VOTING - NEW JERSEY

Tumpson v. Farina

Supreme Court of New Jersey - July 31, 2014 - A.3d - 2014 WL 3743792

Citizen’s group brought action against city and its clerk, after clerk refused to file petition they submitted that sought to have its petition seeking to have amended rent control ordinance submitted to voters for referendum, asserting violation of the Faulkner Act and seeking injunctive relief prohibiting city from enforcing the ordinance. Group then filed motion to enforce litigants rights. The Superior Court granted motion, required clerk to certify petition as valid, and prohibited city from enforcing ordinance pending outcome of referendum in general election, at which voters ultimately rejected group’s challenge of ordinance. City and clerk appealed and group cross-appealed.

The Supreme Court of New Jersey held that:

City clerk in a Faulkner Act municipality’s refusal to accept for filing a petition for referendum on the ground that the petition did not have a sufficient number of qualifying signatures violated the right to referendum guaranteed by the Faulkner Act; the various intersecting provisions of the Act contemplated a two-step process for validating a referendum petition, which provided that, if the initial petition was found insufficient, then a corrective, supplemental petition could be filed, but the statutory scheme did not indicate that one kind of deficiency in an initial petition empowered the clerk to refuse to file the petition and to forgo giving the particulars in which the petition was defective.

Power of citizens to approve or reject at the polls any ordinance through the referendum process constituted a “substantive right” protected by the Civil Rights Act, such that a deprivation of the right entitled the citizens to an award of attorney’s fees under the Act.
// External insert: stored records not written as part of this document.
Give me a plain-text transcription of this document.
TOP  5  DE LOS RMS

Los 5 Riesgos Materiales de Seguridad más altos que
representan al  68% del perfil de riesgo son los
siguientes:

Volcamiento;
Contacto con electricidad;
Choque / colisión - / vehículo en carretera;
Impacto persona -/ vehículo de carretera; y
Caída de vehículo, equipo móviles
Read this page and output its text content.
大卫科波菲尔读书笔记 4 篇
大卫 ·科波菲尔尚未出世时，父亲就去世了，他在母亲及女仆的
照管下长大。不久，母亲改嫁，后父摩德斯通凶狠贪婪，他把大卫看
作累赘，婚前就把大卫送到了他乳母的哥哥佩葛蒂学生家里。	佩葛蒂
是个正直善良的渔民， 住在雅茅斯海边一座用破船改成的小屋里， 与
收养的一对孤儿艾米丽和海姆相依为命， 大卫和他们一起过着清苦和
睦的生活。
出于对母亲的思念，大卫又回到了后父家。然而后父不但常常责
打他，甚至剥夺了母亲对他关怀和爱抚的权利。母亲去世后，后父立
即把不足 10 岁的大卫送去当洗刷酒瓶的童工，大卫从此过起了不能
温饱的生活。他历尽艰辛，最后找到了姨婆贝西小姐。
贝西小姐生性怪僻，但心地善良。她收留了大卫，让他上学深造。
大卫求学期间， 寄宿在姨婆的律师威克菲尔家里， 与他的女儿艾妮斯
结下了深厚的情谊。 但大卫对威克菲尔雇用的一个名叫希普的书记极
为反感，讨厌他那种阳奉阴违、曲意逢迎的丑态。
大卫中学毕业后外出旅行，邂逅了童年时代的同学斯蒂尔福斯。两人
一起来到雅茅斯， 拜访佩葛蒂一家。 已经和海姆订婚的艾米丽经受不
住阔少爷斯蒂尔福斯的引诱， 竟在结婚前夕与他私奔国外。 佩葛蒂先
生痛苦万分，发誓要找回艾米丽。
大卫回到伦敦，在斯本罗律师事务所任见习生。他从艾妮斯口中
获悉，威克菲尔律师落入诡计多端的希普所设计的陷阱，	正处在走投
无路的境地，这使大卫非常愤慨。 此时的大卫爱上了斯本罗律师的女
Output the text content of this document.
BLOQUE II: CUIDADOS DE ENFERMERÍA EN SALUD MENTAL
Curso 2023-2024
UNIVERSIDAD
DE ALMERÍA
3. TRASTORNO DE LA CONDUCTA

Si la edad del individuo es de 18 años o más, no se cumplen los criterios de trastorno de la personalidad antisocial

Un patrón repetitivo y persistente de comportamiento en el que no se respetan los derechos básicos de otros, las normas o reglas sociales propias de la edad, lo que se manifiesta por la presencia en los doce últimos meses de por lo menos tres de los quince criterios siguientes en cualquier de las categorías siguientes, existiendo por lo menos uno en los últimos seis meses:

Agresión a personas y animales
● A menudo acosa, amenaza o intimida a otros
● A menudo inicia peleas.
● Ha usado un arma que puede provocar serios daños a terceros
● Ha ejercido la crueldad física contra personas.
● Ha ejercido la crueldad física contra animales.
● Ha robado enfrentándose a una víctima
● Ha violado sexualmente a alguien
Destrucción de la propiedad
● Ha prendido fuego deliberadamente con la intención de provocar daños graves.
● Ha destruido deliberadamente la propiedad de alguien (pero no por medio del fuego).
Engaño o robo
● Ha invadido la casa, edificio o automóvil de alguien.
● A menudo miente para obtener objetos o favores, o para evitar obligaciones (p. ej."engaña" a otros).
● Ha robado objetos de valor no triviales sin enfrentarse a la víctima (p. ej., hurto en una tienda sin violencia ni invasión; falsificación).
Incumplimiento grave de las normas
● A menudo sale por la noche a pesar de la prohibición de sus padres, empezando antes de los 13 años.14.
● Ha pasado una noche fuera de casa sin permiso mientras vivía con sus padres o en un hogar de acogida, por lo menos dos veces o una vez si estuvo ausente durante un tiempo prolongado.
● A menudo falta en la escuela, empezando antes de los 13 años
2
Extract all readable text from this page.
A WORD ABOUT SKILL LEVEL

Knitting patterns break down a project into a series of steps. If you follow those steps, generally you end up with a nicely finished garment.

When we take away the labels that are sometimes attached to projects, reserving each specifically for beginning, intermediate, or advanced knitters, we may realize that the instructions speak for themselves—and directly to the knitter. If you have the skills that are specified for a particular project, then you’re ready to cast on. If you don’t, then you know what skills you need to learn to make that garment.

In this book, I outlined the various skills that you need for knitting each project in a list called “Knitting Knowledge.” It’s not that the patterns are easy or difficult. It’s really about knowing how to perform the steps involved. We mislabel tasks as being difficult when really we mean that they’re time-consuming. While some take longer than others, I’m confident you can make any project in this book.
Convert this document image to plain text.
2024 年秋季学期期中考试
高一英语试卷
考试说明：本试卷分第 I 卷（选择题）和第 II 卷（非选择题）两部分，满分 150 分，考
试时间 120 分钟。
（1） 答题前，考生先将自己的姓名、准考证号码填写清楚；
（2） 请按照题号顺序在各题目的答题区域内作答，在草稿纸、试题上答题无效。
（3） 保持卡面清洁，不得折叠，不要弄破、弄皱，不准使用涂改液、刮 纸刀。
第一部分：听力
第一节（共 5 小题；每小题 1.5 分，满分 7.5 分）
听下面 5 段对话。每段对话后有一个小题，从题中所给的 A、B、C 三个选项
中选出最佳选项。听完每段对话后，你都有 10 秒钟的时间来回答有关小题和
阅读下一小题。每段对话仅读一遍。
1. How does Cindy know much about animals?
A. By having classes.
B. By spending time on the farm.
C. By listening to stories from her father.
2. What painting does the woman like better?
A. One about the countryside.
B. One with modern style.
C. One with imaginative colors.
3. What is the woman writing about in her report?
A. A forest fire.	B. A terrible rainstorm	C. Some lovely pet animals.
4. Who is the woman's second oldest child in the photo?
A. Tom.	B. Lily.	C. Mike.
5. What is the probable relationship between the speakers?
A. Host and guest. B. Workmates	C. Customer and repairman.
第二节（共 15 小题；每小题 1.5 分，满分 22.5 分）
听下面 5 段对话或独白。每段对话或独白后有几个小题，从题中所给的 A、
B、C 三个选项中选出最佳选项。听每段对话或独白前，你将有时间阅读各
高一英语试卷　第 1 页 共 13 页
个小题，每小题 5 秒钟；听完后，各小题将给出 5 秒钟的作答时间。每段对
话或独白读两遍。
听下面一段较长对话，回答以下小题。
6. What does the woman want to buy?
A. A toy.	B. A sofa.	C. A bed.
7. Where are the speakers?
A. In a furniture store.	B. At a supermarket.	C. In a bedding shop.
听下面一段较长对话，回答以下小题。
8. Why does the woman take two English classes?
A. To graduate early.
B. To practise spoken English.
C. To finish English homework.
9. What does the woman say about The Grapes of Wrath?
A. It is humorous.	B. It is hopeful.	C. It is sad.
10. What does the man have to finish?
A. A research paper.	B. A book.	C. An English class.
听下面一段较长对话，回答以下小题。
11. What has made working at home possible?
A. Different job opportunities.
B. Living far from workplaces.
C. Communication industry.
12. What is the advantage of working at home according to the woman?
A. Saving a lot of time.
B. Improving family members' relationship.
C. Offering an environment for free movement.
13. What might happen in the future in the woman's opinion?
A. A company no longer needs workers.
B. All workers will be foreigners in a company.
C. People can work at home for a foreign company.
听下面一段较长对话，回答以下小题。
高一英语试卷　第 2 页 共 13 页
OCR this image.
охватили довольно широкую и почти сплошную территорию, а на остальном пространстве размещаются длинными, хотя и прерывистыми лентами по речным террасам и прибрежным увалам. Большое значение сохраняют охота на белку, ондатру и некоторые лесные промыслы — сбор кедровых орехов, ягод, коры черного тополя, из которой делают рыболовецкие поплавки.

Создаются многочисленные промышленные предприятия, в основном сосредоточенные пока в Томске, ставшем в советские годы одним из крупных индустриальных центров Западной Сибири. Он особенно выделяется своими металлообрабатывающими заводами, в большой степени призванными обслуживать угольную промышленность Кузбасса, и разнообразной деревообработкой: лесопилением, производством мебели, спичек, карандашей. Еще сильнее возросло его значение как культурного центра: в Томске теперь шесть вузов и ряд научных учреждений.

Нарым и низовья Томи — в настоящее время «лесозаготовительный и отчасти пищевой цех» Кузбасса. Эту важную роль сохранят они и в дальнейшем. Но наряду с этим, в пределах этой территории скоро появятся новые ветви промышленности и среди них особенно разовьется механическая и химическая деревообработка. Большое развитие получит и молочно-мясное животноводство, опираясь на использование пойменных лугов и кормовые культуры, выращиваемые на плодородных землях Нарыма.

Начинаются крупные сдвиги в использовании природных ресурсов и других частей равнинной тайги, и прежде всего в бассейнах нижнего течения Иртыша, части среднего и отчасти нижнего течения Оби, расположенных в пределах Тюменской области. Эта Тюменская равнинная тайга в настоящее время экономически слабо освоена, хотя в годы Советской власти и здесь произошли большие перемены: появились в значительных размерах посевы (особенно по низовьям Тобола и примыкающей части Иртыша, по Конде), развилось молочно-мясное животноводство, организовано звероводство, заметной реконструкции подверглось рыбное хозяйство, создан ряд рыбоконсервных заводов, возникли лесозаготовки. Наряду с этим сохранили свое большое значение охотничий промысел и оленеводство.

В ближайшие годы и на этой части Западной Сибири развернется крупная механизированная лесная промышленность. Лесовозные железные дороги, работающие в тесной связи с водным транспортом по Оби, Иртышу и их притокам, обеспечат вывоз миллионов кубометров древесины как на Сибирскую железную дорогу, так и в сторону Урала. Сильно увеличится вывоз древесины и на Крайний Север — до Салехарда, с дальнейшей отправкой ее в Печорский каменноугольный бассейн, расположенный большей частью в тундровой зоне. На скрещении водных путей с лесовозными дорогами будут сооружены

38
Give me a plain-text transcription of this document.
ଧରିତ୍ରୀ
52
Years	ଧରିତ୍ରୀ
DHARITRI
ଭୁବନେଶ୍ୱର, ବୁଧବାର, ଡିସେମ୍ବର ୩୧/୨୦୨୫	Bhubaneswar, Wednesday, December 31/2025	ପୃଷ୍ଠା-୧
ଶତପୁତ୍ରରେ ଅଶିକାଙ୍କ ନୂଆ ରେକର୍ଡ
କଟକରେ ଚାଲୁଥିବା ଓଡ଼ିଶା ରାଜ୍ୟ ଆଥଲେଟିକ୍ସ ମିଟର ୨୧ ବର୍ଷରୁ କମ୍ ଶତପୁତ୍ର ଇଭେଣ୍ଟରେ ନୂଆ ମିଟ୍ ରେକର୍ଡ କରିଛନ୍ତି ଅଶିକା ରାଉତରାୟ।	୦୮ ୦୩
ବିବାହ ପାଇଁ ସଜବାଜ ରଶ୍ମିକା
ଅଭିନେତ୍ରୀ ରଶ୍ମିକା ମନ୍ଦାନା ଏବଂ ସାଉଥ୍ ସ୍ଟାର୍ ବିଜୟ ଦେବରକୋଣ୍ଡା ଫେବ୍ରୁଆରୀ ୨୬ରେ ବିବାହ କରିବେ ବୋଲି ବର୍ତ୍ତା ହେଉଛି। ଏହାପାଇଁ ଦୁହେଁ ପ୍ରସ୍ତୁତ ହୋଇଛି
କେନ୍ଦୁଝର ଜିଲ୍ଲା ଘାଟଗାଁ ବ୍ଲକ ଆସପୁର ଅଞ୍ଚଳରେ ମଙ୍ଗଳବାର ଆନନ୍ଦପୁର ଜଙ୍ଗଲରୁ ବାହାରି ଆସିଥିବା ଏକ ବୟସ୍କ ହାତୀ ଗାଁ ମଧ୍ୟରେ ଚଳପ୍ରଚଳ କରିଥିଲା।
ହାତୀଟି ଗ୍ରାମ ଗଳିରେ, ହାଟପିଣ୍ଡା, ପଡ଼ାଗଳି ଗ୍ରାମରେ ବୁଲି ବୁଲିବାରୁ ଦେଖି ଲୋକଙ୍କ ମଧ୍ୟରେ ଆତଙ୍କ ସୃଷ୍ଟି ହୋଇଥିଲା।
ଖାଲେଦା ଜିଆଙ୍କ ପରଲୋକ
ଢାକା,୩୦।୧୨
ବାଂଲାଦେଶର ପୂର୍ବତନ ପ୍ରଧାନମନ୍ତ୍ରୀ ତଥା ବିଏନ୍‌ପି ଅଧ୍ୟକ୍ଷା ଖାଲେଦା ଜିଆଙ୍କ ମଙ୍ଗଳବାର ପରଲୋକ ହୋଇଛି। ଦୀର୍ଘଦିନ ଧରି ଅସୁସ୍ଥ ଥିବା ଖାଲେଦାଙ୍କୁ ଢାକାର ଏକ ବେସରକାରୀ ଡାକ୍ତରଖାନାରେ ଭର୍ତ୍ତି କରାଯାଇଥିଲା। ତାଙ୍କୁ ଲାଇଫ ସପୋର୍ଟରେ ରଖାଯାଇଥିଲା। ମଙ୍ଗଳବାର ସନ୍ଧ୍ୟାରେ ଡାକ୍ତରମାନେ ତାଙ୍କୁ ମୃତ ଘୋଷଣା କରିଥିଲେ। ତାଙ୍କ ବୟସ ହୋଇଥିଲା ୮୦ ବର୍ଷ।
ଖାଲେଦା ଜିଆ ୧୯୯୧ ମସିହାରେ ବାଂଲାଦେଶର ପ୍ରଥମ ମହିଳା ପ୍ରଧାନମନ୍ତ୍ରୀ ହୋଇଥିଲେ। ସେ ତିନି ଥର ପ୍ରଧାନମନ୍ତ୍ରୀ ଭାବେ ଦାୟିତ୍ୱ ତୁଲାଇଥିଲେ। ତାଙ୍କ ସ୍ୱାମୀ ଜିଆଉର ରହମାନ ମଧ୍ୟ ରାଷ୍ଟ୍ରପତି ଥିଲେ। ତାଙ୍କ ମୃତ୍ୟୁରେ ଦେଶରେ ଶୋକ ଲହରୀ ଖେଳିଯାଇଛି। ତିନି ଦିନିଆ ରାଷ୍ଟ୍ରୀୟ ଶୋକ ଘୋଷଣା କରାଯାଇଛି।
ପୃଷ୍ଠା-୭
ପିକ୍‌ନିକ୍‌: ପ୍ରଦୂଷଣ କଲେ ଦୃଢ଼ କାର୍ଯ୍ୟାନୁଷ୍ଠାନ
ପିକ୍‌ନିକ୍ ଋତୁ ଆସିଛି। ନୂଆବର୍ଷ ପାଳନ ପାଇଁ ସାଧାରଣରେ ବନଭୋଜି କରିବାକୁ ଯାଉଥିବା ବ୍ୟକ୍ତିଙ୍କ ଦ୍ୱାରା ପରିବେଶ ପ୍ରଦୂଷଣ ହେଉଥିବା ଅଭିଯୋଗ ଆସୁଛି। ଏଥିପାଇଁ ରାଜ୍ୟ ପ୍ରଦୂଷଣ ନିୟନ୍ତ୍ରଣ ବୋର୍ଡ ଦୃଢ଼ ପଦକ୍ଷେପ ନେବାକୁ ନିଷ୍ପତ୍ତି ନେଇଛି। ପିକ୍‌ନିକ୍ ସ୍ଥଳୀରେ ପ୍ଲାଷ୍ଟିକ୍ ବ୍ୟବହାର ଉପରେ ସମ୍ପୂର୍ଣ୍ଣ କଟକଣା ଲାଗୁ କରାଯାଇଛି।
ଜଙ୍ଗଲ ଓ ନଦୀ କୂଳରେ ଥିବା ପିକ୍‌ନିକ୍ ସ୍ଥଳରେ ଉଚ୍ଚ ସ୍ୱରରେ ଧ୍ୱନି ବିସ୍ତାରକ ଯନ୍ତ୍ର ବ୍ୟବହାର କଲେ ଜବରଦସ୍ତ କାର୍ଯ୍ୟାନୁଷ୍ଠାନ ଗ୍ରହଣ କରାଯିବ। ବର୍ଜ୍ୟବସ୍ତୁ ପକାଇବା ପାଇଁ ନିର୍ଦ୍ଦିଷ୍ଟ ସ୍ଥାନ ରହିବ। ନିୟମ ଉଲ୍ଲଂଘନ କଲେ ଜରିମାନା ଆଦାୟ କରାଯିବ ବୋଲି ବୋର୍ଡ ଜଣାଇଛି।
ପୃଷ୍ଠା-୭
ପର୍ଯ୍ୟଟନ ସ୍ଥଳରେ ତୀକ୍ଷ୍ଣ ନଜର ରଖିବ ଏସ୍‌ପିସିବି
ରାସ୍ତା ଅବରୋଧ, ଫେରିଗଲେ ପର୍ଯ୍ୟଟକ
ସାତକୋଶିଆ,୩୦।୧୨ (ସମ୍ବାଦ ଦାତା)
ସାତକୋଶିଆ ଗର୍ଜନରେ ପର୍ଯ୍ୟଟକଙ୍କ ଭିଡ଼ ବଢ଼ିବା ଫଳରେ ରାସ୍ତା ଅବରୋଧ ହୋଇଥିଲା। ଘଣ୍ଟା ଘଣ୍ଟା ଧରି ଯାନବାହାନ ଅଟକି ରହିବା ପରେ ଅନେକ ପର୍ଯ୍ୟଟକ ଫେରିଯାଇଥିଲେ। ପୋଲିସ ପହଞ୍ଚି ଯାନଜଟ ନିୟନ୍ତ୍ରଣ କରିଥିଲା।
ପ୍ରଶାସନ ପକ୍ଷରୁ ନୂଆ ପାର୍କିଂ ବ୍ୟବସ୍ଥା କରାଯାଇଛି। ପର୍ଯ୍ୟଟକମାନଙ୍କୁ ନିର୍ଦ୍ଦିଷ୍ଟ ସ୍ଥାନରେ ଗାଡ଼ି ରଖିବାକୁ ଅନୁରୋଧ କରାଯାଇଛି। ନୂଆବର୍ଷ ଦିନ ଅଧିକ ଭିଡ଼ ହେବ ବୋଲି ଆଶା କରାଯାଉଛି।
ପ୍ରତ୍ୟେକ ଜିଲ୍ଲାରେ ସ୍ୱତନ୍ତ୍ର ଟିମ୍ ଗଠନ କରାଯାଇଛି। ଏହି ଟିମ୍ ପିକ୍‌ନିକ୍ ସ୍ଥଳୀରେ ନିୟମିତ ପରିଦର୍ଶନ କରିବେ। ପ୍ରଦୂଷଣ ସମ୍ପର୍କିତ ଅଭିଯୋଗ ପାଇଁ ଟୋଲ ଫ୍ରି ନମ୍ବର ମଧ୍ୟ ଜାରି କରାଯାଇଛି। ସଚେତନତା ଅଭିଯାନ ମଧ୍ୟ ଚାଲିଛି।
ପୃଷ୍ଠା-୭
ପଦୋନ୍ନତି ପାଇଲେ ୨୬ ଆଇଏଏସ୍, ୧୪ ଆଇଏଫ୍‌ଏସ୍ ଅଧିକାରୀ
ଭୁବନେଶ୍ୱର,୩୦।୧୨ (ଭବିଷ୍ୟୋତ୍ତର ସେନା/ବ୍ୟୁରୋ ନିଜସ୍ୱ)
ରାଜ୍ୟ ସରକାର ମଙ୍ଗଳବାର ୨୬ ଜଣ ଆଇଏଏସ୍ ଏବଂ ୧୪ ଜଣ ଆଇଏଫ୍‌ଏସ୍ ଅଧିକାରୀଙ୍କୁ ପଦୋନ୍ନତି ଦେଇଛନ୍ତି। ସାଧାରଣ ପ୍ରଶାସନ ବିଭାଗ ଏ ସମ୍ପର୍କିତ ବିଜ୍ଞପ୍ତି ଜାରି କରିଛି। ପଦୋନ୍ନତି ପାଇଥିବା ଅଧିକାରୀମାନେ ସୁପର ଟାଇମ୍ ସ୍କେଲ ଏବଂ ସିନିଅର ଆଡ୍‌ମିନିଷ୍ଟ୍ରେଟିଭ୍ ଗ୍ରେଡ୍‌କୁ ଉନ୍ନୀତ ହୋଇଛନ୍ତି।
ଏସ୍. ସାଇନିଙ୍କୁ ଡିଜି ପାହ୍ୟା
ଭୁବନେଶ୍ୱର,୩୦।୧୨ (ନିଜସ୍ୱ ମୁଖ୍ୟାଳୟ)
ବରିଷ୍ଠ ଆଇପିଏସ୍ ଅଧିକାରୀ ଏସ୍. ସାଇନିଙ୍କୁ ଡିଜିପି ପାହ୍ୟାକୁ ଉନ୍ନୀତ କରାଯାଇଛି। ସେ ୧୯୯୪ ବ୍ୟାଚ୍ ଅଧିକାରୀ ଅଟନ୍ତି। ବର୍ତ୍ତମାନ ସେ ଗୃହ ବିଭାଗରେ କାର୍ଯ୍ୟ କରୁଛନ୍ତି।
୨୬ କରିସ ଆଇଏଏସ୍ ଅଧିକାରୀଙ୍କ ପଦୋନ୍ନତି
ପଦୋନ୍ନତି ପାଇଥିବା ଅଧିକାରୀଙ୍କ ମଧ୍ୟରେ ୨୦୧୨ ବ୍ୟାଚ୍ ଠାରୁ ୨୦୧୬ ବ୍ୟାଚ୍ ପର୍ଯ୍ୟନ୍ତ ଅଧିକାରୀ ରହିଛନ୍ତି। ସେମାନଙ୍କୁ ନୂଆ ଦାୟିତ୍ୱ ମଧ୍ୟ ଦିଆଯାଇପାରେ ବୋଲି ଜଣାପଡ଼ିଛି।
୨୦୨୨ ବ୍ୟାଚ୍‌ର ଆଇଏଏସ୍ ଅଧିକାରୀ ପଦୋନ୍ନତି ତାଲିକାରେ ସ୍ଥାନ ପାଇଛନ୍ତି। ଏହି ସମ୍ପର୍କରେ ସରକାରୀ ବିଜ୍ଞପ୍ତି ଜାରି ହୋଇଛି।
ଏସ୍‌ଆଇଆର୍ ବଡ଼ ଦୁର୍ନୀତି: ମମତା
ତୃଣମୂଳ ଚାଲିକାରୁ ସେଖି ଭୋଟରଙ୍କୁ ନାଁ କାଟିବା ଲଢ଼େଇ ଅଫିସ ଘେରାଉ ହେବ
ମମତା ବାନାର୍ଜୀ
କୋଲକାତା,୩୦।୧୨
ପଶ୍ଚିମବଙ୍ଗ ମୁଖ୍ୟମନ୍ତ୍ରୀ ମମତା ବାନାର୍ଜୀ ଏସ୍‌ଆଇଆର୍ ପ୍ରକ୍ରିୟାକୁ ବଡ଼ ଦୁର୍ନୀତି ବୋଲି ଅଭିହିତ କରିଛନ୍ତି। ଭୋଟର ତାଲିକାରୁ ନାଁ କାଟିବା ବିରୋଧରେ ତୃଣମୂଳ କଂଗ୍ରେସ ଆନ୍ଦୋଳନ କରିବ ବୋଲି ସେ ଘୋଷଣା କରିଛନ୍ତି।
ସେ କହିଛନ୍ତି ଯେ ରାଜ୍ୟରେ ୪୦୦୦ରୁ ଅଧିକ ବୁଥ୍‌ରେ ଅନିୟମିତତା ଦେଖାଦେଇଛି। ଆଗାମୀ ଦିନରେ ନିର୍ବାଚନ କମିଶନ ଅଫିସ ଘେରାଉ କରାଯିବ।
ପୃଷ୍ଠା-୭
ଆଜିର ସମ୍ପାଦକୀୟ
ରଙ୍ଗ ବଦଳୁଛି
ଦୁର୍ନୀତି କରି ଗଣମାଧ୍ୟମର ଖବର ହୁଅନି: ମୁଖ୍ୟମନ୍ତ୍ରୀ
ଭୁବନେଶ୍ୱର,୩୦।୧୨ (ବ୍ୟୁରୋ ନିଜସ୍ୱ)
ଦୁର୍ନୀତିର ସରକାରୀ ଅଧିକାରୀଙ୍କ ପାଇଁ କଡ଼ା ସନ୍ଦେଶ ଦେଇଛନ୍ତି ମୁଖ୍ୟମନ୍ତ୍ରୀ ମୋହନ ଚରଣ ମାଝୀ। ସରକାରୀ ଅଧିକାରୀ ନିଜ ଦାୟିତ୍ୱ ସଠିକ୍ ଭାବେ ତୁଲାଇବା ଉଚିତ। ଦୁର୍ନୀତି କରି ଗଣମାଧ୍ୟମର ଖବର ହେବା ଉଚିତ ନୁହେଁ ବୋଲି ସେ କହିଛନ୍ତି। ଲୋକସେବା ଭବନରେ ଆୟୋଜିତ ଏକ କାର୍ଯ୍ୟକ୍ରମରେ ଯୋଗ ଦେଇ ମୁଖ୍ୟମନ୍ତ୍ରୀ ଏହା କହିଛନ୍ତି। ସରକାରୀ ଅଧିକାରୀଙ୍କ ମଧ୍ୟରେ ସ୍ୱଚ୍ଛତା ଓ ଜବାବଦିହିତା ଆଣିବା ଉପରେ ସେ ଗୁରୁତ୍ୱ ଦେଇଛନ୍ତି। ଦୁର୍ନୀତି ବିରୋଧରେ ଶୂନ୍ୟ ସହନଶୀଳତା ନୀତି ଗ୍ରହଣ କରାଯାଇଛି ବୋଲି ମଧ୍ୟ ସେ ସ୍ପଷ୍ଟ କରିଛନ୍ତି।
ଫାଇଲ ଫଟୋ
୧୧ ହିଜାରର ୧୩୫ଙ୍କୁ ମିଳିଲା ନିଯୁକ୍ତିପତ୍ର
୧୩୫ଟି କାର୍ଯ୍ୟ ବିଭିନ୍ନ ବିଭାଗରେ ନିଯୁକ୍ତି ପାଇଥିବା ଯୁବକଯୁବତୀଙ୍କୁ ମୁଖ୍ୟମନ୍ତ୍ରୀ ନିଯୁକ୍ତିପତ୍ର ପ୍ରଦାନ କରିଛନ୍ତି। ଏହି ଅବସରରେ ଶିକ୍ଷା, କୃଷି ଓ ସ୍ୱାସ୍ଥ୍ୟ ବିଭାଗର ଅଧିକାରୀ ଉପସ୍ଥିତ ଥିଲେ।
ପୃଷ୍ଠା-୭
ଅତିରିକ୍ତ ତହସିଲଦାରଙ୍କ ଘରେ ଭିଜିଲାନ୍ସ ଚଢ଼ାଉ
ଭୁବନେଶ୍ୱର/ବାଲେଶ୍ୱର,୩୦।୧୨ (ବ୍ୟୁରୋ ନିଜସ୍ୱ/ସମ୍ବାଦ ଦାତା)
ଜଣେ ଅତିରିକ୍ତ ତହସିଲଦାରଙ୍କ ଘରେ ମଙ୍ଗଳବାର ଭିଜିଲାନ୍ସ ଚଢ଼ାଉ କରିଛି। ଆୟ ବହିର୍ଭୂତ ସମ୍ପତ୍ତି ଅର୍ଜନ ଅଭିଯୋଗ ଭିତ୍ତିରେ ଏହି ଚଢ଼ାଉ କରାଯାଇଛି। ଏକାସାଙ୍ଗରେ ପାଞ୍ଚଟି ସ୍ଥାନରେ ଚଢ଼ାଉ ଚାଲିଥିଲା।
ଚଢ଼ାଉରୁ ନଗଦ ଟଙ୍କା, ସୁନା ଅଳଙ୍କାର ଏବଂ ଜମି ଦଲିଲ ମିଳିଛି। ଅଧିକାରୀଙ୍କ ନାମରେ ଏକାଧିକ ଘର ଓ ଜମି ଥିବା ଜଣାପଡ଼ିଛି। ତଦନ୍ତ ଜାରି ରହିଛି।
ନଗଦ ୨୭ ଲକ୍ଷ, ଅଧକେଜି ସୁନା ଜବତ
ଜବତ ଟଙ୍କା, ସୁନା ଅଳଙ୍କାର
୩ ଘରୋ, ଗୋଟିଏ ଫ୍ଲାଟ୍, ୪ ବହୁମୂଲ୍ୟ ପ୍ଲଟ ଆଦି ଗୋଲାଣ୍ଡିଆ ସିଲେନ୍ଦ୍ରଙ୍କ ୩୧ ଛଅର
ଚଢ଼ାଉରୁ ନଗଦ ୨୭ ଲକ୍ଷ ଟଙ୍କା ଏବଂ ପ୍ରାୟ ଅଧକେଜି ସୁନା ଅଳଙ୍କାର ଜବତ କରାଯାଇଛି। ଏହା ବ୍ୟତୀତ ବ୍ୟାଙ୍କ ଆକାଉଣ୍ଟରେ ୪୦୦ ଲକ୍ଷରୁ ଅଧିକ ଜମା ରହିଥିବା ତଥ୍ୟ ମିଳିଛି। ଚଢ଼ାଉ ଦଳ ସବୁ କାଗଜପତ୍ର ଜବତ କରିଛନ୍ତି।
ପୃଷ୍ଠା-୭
City clerk’s refusal to accept for filing petition for referendum in violation of the right to referendum guaranteed by the Faulkner Act constituted a deprivation of city citizens’ substantive rights, and therefore citizens were entitled to award of attorney’s fees pursuant to Civil Rights Act, where, although the citizens succeed in judicially compelling the clerk to process the referendum petition and place the ordinance on the ballot, the deprivation was complete when clerk initially refused to file the petition.